I'm thinking that a limited number of healing surges/day, which can be used as either Second Wind style HP recovery, or movement up the CT, might be a better way to go.

-The Gneech :cool:
 

ValhallaGH

Explorer
Even that level of persistence for all conditions is probably a bad idea, from gameplay concerns. And the in-world logic of it breaks down once you get to oddities such as Force Stun or Stun damage.

Having it as an interim condition for the CT movement from hp loss would make the game a bit grittier but not necessarily in a bad way.

I can't escape the memory of the two-attack (surprise round) Rancor battle. Force Stun 4 steps down the track. Stun blasters (Bounty Hunter / Scoundrel) 4 more steps down. The third member didn't even have to take his turn.
It left a heck of an impression on our new party members. (They were a bunch of damage-dealing death machines, joining a group that could count our kills on one hand despite being in a high-combat campaign.)
 

MarkB

Legend
I would also say it's a bad idea to make all conditions persistent.

The condition track is SWSE's one-size-fits-all equivalent to 4e's many and varied conditions, and just as it doesn't require expenditure of special resources to succeed at a saving throw to end a condition in 4e, it shouldn't require any special expenditure to move up the condition track when knocked down it by basic conditions in SWSE.

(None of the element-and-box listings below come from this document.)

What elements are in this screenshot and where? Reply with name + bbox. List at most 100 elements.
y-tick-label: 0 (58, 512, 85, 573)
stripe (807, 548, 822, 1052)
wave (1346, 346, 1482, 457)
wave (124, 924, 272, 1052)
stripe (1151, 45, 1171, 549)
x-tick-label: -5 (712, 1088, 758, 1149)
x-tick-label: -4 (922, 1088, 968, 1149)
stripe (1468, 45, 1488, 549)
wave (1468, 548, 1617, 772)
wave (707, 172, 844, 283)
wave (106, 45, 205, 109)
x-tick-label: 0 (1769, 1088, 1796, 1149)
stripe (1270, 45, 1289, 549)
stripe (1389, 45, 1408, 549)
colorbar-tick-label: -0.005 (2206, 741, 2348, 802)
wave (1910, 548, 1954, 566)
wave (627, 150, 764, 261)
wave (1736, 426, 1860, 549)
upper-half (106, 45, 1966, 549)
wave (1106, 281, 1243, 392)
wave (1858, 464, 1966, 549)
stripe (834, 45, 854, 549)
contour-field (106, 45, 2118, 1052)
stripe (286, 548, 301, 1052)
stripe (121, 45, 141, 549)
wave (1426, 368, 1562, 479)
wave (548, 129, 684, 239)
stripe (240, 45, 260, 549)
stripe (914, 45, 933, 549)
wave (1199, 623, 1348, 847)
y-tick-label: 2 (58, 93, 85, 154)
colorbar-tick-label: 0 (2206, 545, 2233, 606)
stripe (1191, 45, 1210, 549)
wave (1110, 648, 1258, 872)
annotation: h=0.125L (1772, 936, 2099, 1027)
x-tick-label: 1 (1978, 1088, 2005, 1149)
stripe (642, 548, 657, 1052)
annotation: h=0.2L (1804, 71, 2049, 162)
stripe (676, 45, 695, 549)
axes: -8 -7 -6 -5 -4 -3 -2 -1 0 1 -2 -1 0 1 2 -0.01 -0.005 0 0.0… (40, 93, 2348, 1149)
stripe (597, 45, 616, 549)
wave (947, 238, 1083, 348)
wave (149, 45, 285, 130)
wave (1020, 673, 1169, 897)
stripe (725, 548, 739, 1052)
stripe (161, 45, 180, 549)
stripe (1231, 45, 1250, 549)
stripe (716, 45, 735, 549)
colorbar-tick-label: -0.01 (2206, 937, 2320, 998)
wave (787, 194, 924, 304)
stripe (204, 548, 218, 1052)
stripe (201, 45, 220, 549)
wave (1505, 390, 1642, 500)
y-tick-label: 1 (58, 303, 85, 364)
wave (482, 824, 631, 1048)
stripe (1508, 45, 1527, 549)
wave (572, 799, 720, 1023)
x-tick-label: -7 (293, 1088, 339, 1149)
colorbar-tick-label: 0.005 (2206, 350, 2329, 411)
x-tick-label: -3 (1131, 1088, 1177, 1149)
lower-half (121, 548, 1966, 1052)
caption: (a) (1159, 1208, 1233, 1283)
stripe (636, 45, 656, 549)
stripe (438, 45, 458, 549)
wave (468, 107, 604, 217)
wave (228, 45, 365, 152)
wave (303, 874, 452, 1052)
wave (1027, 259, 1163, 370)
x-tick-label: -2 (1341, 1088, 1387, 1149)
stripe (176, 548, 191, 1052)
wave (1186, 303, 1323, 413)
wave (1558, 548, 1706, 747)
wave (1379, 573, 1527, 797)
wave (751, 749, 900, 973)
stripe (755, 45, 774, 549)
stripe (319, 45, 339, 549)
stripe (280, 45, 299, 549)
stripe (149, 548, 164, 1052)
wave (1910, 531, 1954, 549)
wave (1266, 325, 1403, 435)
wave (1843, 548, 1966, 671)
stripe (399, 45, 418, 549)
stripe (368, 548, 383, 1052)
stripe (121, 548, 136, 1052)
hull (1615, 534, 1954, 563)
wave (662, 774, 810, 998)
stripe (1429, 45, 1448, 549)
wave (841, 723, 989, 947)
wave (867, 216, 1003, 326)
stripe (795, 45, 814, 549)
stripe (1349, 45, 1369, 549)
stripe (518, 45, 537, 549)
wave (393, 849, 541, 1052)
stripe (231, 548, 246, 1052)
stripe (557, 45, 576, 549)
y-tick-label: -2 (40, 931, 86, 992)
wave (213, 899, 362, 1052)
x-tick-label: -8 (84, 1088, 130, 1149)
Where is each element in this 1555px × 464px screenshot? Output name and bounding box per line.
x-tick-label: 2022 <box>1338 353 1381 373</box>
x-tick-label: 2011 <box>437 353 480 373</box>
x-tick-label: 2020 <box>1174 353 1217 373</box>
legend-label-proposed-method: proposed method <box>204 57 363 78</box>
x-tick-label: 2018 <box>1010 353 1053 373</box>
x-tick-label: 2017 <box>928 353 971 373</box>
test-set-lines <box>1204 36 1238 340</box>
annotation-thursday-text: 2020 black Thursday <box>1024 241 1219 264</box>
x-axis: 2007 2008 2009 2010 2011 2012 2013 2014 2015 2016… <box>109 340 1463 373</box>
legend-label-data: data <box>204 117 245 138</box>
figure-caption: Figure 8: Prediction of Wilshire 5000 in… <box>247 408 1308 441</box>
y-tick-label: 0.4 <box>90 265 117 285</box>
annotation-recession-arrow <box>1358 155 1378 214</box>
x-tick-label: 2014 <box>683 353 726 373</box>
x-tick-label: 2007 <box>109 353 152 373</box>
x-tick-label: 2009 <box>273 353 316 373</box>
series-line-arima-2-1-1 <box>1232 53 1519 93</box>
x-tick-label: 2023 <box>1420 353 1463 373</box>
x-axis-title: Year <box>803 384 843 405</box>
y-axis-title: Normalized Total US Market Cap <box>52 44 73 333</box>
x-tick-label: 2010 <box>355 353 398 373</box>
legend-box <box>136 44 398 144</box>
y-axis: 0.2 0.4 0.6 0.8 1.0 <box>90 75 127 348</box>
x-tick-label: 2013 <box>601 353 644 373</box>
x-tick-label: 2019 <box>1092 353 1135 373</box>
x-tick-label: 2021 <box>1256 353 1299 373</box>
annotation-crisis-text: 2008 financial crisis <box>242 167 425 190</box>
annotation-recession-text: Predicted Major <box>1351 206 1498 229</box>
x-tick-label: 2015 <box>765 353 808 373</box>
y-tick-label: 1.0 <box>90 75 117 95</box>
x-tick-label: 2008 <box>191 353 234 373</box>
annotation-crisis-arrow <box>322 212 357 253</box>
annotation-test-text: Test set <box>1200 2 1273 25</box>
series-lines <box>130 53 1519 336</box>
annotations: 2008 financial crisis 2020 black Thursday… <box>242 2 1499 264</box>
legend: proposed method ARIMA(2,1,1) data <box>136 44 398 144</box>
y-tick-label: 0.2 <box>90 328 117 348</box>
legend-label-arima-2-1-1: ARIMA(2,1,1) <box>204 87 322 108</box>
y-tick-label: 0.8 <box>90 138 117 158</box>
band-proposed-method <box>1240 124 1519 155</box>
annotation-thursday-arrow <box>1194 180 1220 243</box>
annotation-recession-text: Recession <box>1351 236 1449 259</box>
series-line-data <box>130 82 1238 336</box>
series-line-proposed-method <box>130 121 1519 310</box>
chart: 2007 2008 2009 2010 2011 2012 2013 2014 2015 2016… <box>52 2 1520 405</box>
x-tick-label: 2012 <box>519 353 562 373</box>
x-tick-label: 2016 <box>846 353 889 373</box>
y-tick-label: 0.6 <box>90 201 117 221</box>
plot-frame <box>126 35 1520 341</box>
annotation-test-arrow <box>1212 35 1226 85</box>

If you want to make the Condition Track more like 4e-style conditions, you could introduce the equivalent of a saving throw - say, a Constitution check as part of the Recover action. DC 10 should suffice, given that the subject's check is modified by their Condition Track penalty. Then, you'd have an extra variable available to provide a wider range of conditions: For conditions more serious than average, but not so serious that they should be Persistent, you could have the condition impose a penalty to the Constitution check, which would go away once the character successfully Recovered to the top of the track.